La estructura vuelve tantas veces sobre si misma que agota. ¡Pero si
esa es la gracia!, podrán reclamar sus incondicionales. Y se concede
el "bueno ya". Sin embargo, entonces, habrá que asumir que Lemebel es
incapaz de salirse de lo que construyó.
No. Es indudable
que la potencia en su pluma le da para abrir nuevos cauces. Muchos
más, como los que ya ha inundado con su reconocido estilo. No se le
critica para que renuncie de hecho a su talante, a su particularidad.

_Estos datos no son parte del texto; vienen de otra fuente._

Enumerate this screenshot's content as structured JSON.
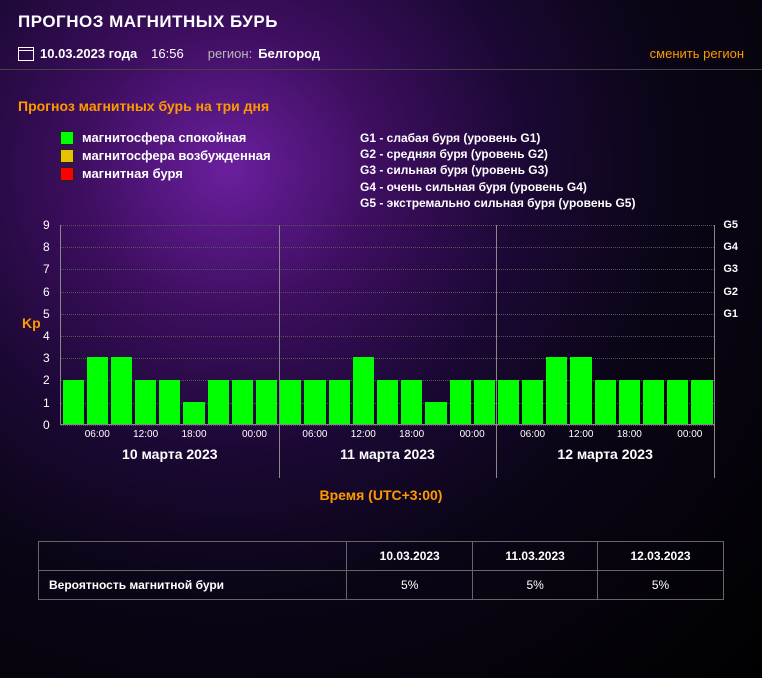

Todo lo contrario. Desde ahí, sin claudicar de su espíritu iconoclasta
y descreído, puede desestructurarse para explorar nuevos territorios
en la crónica. Esa es la distancia que separa a un buen escritor de un
gran escritor: el riesgo a caminar hacia el vacío con la esperanza de
encontrar un puente que cruce el barranco para salir airoso.